When you change protocol, you will need to specify explicitly in your link target that you want the client redirected to
http://your.internal.site/somepage.html. Trying to do this via a link of the form
your.internal.site/somepage.html:80 will result in the user's browser trying to speak HTTPS over port 80, which is almost certainly not what you want.
As a secondary consideration, I hope you have some (relatively) secure way of passing along the fact that the user has actually signed in successfully; otherwise a user could just point his browser explicitly to the internal website, and connect without ever visiting your login site. Such a mechanism would have to pass along some sort of token that would be accepted by the internal web server as evidence of the login, but which was (extremely) hard for a user to forge.

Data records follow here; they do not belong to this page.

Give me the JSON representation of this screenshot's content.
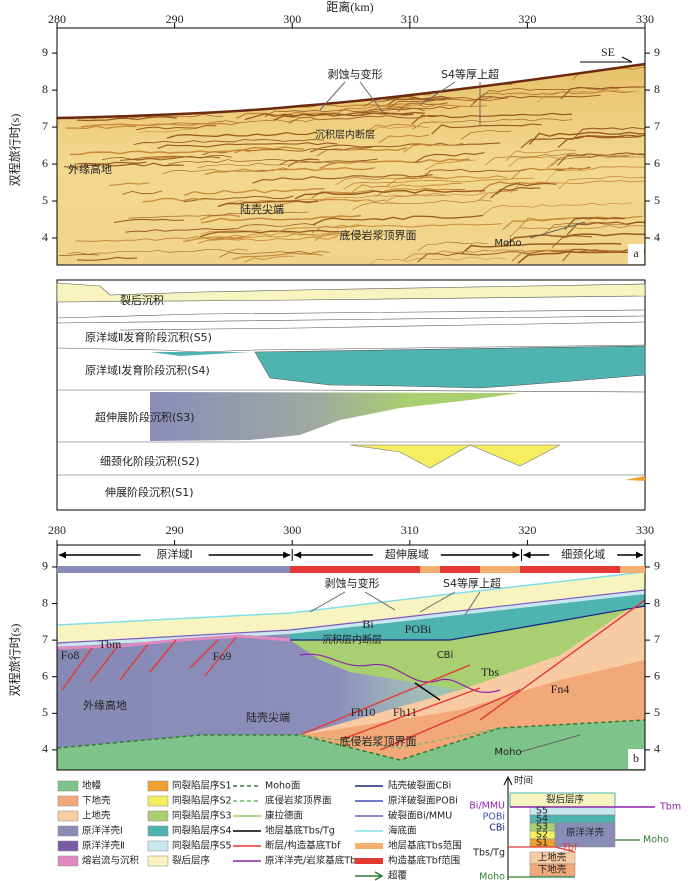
{
  "panel_a": {
    "x_label": "距离(km)",
    "y_label": "双程旅行时(s)",
    "xlim": [
      280,
      330
    ],
    "xticks": [
      280,
      290,
      300,
      310,
      320,
      330
    ],
    "ylim": [
      3.27,
      9.68
    ],
    "yticks": [
      4,
      5,
      6,
      7,
      8,
      9
    ],
    "annotations": [
      "剥蚀与变形",
      "S4等厚上超",
      "沉积层内断层",
      "外缘高地",
      "陆壳尖端",
      "底侵岩浆顶界面",
      "Moho",
      "SE"
    ],
    "panel_label": "a"
  },
  "stages": [
    "裂后沉积",
    "原洋域Ⅱ发育阶段沉积(S5)",
    "原洋域Ⅰ发育阶段沉积(S4)",
    "超伸展阶段沉积(S3)",
    "细颈化阶段沉积(S2)",
    "伸展阶段沉积(S1)"
  ],
  "panel_b": {
    "y_label": "双程旅行时(s)",
    "xlim": [
      280,
      330
    ],
    "xticks": [
      280,
      290,
      300,
      310,
      320,
      330
    ],
    "ylim": [
      3.45,
      9.6
    ],
    "yticks": [
      4,
      5,
      6,
      7,
      8,
      9
    ],
    "domains": [
      {
        "name": "原洋域Ⅰ",
        "range": [
          280,
          300
        ]
      },
      {
        "name": "超伸展域",
        "range": [
          300,
          319.5
        ]
      },
      {
        "name": "细颈化域",
        "range": [
          319.5,
          330
        ]
      }
    ],
    "annotations": [
      "剥蚀与变形",
      "S4等厚上超",
      "Bi",
      "POBi",
      "沉积层内断层",
      "CBi",
      "Tbm",
      "Fo8",
      "Fo9",
      "外缘高地",
      "Tbs",
      "Fn4",
      "Fh10",
      "Fh11",
      "陆壳尖端",
      "底侵岩浆顶界面",
      "Moho"
    ],
    "panel_label": "b"
  },
  "legend": [
    {
      "name": "地幔",
      "color": "#7dc38a",
      "kind": "fill"
    },
    {
      "name": "下地壳",
      "color": "#f2a878",
      "kind": "fill"
    },
    {
      "name": "上地壳",
      "color": "#f9cba2",
      "kind": "fill"
    },
    {
      "name": "原洋洋壳Ⅰ",
      "color": "#8a8cb8",
      "kind": "fill"
    },
    {
      "name": "原洋洋壳Ⅱ",
      "color": "#7b5aa6",
      "kind": "fill"
    },
    {
      "name": "熔岩流与沉积",
      "color": "#e08ac0",
      "kind": "fill"
    },
    {
      "name": "同裂陷层序S1",
      "color": "#f0a030",
      "kind": "fill"
    },
    {
      "name": "同裂陷层序S2",
      "color": "#f5ef60",
      "kind": "fill"
    },
    {
      "name": "同裂陷层序S3",
      "color": "#a8cf70",
      "kind": "fill"
    },
    {
      "name": "同裂陷层序S4",
      "color": "#4fb3b0",
      "kind": "fill"
    },
    {
      "name": "同裂陷层序S5",
      "color": "#c8e8f0",
      "kind": "fill"
    },
    {
      "name": "裂后层序",
      "color": "#f8f4c0",
      "kind": "fill"
    },
    {
      "name": "Moho面",
      "color": "#2e7d32",
      "kind": "dashed"
    },
    {
      "name": "底侵岩浆顶界面",
      "color": "#66bb6a",
      "kind": "dashed"
    },
    {
      "name": "康拉德面",
      "color": "#9ccc65",
      "kind": "line"
    },
    {
      "name": "地层基底Tbs/Tg",
      "color": "#000000",
      "kind": "line"
    },
    {
      "name": "断层/构造基底Tbf",
      "color": "#e53935",
      "kind": "line"
    },
    {
      "name": "原洋洋壳/岩浆基底Tbm",
      "color": "#8e24aa",
      "kind": "line"
    },
    {
      "name": "陆壳破裂面CBi",
      "color": "#1a237e",
      "kind": "line"
    },
    {
      "name": "原洋破裂面POBi",
      "color": "#3f51b5",
      "kind": "line"
    },
    {
      "name": "破裂面Bi/MMU",
      "color": "#7e57c2",
      "kind": "line"
    },
    {
      "name": "海底面",
      "color": "#80deea",
      "kind": "line"
    },
    {
      "name": "地层基底Tbs范围",
      "color": "#f5b070",
      "kind": "bar"
    },
    {
      "name": "构造基底Tbf范围",
      "color": "#e53935",
      "kind": "bar"
    },
    {
      "name": "超覆",
      "color": "#2e7d32",
      "kind": "arrow"
    }
  ],
  "inset": {
    "time": "时间",
    "layers": [
      "裂后层序",
      "S5",
      "S4",
      "S3",
      "S2",
      "S1"
    ],
    "left_labels": [
      "Bi/MMU",
      "POBi",
      "CBi",
      "Tbs/Tg",
      "Moho"
    ],
    "right_labels": [
      "Tbm",
      "原洋洋壳",
      "Tbf",
      "Moho"
    ],
    "crust": [
      "上地壳",
      "下地壳"
    ]
  }
}
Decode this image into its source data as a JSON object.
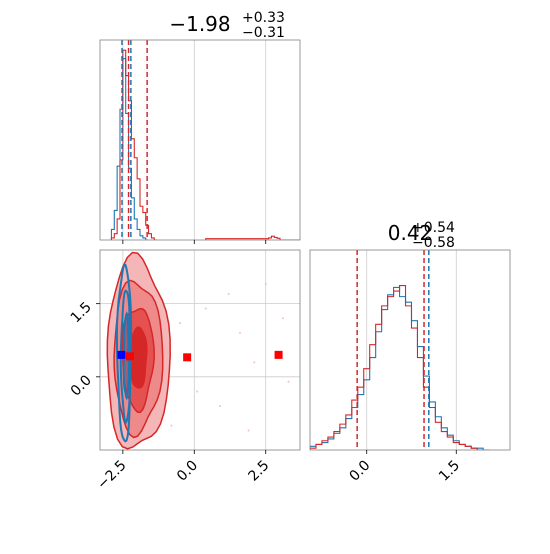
{
  "figure": {
    "colors": {
      "blue": "#1f77b4",
      "red": "#d62728",
      "red_fill_light": "#f4b6b6",
      "red_fill_mid": "#ea6d6d",
      "red_fill_dark": "#d62728",
      "marker_red": "#ff0000",
      "marker_blue": "#0000ff",
      "grid": "#cccccc",
      "frame": "#808080"
    }
  },
  "chart_data": [
    {
      "id": "hist_param1",
      "type": "histogram",
      "title": {
        "main": "−1.98",
        "sup": "+0.33",
        "sub": "−0.31"
      },
      "xlim": [
        -3.3,
        3.7
      ],
      "grid": true,
      "series": [
        {
          "name": "",
          "color": "#1f77b4",
          "bins": [
            -2.9,
            -2.8,
            -2.7,
            -2.6,
            -2.5,
            -2.4,
            -2.3,
            -2.2,
            -2.1,
            -2.0,
            -1.9,
            -1.8,
            -1.7
          ],
          "counts": [
            0.05,
            0.14,
            0.35,
            0.62,
            0.86,
            0.6,
            0.34,
            0.2,
            0.1,
            0.05,
            0.02,
            0.01,
            0.0
          ]
        },
        {
          "name": "",
          "color": "#d62728",
          "bins": [
            -2.9,
            -2.8,
            -2.7,
            -2.6,
            -2.5,
            -2.4,
            -2.3,
            -2.2,
            -2.1,
            -2.0,
            -1.9,
            -1.8,
            -1.7,
            -1.6,
            -1.5,
            -1.4
          ],
          "counts": [
            0.01,
            0.03,
            0.1,
            0.38,
            0.9,
            0.78,
            0.66,
            0.48,
            0.39,
            0.29,
            0.16,
            0.13,
            0.07,
            0.03,
            0.01,
            0.0
          ]
        },
        {
          "name": "",
          "color": "#d62728",
          "bins": [
            0.4,
            2.6,
            2.7,
            2.8,
            2.9,
            3.0
          ],
          "counts": [
            0.006,
            0.01,
            0.018,
            0.012,
            0.008,
            0.0
          ]
        }
      ],
      "vlines": [
        {
          "x": -2.53,
          "color": "#1f77b4",
          "dash": true
        },
        {
          "x": -2.22,
          "color": "#1f77b4",
          "dash": true
        },
        {
          "x": -2.3,
          "color": "#d62728",
          "dash": true
        },
        {
          "x": -1.65,
          "color": "#d62728",
          "dash": true
        }
      ]
    },
    {
      "id": "hist_param2",
      "type": "histogram",
      "title": {
        "main": "0.42",
        "sup": "+0.54",
        "sub": "−0.58"
      },
      "xlim": [
        -0.95,
        2.4
      ],
      "xticks": [
        0.0,
        1.5
      ],
      "xticklabels": [
        "0.0",
        "1.5"
      ],
      "grid": true,
      "series": [
        {
          "name": "",
          "color": "#1f77b4",
          "bins": [
            -0.95,
            -0.85,
            -0.75,
            -0.65,
            -0.55,
            -0.45,
            -0.35,
            -0.25,
            -0.15,
            -0.05,
            0.05,
            0.15,
            0.25,
            0.35,
            0.45,
            0.55,
            0.65,
            0.75,
            0.85,
            0.95,
            1.05,
            1.15,
            1.25,
            1.35,
            1.45,
            1.55,
            1.65,
            1.75,
            1.85,
            1.95
          ],
          "counts": [
            0.02,
            0.03,
            0.04,
            0.06,
            0.09,
            0.12,
            0.17,
            0.23,
            0.3,
            0.38,
            0.5,
            0.64,
            0.76,
            0.84,
            0.88,
            0.83,
            0.8,
            0.7,
            0.56,
            0.4,
            0.26,
            0.18,
            0.12,
            0.08,
            0.05,
            0.03,
            0.02,
            0.01,
            0.01,
            0.0
          ]
        },
        {
          "name": "",
          "color": "#d62728",
          "bins": [
            -0.95,
            -0.85,
            -0.75,
            -0.65,
            -0.55,
            -0.45,
            -0.35,
            -0.25,
            -0.15,
            -0.05,
            0.05,
            0.15,
            0.25,
            0.35,
            0.45,
            0.55,
            0.65,
            0.75,
            0.85,
            0.95,
            1.05,
            1.15,
            1.25,
            1.35,
            1.45,
            1.55,
            1.65,
            1.75,
            1.85,
            1.95
          ],
          "counts": [
            0.01,
            0.03,
            0.05,
            0.07,
            0.1,
            0.14,
            0.19,
            0.27,
            0.34,
            0.44,
            0.57,
            0.68,
            0.78,
            0.83,
            0.86,
            0.89,
            0.78,
            0.66,
            0.5,
            0.34,
            0.23,
            0.15,
            0.1,
            0.07,
            0.04,
            0.03,
            0.02,
            0.01,
            0.0,
            0.0
          ]
        }
      ],
      "vlines": [
        {
          "x": -0.16,
          "color": "#d62728",
          "dash": true
        },
        {
          "x": 0.96,
          "color": "#d62728",
          "dash": true
        },
        {
          "x": 1.04,
          "color": "#1f77b4",
          "dash": true
        }
      ]
    },
    {
      "id": "joint_param1_param2",
      "type": "contour",
      "xlim": [
        -3.3,
        3.7
      ],
      "ylim": [
        -1.5,
        2.6
      ],
      "xticks": [
        -2.5,
        0.0,
        2.5
      ],
      "xticklabels": [
        "−2.5",
        "0.0",
        "2.5"
      ],
      "yticks": [
        0.0,
        1.5
      ],
      "yticklabels": [
        "0.0",
        "1.5"
      ],
      "grid": true,
      "red_levels": [
        {
          "cx": -1.98,
          "cy": 0.45,
          "rx": 1.1,
          "ry": 1.95,
          "fill": "#f4b6b6"
        },
        {
          "cx": -1.98,
          "cy": 0.42,
          "rx": 0.85,
          "ry": 1.55,
          "fill": "#ee8a8a"
        },
        {
          "cx": -1.98,
          "cy": 0.4,
          "rx": 0.55,
          "ry": 1.05,
          "fill": "#e55050"
        },
        {
          "cx": -1.98,
          "cy": 0.4,
          "rx": 0.32,
          "ry": 0.62,
          "fill": "#d62728"
        }
      ],
      "blue_levels": [
        {
          "cx": -2.45,
          "cy": 0.5,
          "rx": 0.24,
          "ry": 1.8
        },
        {
          "cx": -2.4,
          "cy": 0.42,
          "rx": 0.16,
          "ry": 1.35
        },
        {
          "cx": -2.38,
          "cy": 0.4,
          "rx": 0.09,
          "ry": 0.85
        }
      ],
      "markers": [
        {
          "x": -2.55,
          "y": 0.45,
          "color": "#0000ff"
        },
        {
          "x": -2.25,
          "y": 0.42,
          "color": "#ff0000"
        },
        {
          "x": -0.25,
          "y": 0.4,
          "color": "#ff0000"
        },
        {
          "x": 2.95,
          "y": 0.45,
          "color": "#ff0000"
        }
      ],
      "scatter_red": [
        [
          -0.5,
          1.1
        ],
        [
          0.1,
          -0.3
        ],
        [
          1.6,
          0.9
        ],
        [
          2.5,
          1.9
        ],
        [
          0.9,
          -0.6
        ],
        [
          3.3,
          -0.1
        ],
        [
          1.2,
          1.7
        ],
        [
          -0.8,
          -1.0
        ],
        [
          2.1,
          0.3
        ],
        [
          3.1,
          1.2
        ],
        [
          0.4,
          1.4
        ],
        [
          1.9,
          -1.1
        ],
        [
          -1.2,
          1.6
        ]
      ]
    }
  ]
}
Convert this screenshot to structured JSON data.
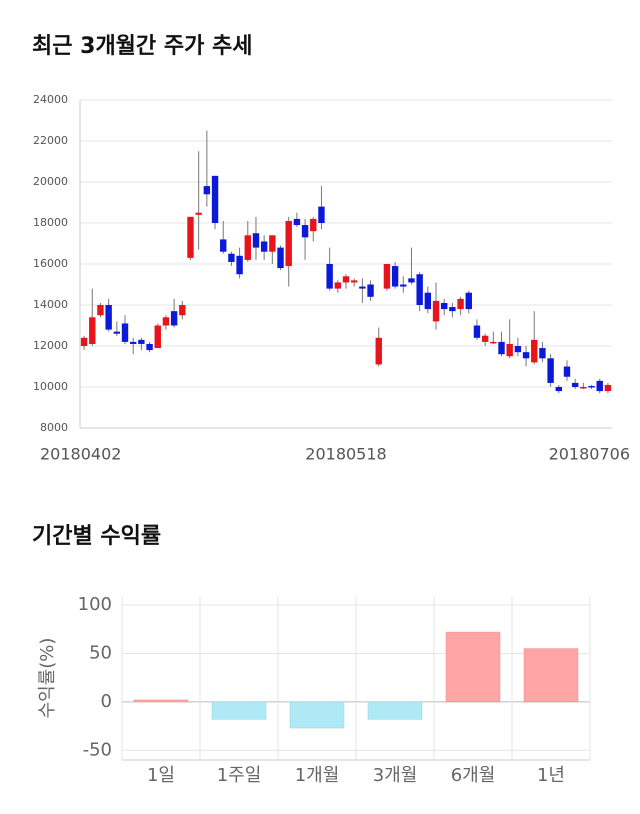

The only scheme that comes to mind for this is a database on the login server that will verify
on each web access request that user
foo, represented by encrypted token
bar and originating at IP address
x.x.x.x , is a legitimate user. The encrypted login token can be passed back and forth between the client's browser and the internal server (and between that server and the login server), provided the encryption covers not only the password, but also the IP of the request and maybe the time of login. This login token can be created by the login server, and passed back to the browser, as well as being stored in the login server's database. That way, an eavesdropper would have a pretty hard time of it even if he obtained the encrypted token, since he would have to break the encryption, substitute his own IP, and re-encrypt before some reasonable timeout (say 15 minutes) had elapsed. Every time the login server is asked to validate a login token, then it should reset the timeout. If it ever receives an invalid token, it should invalidate any saved login data for the IP address from which it originated. You get the idea.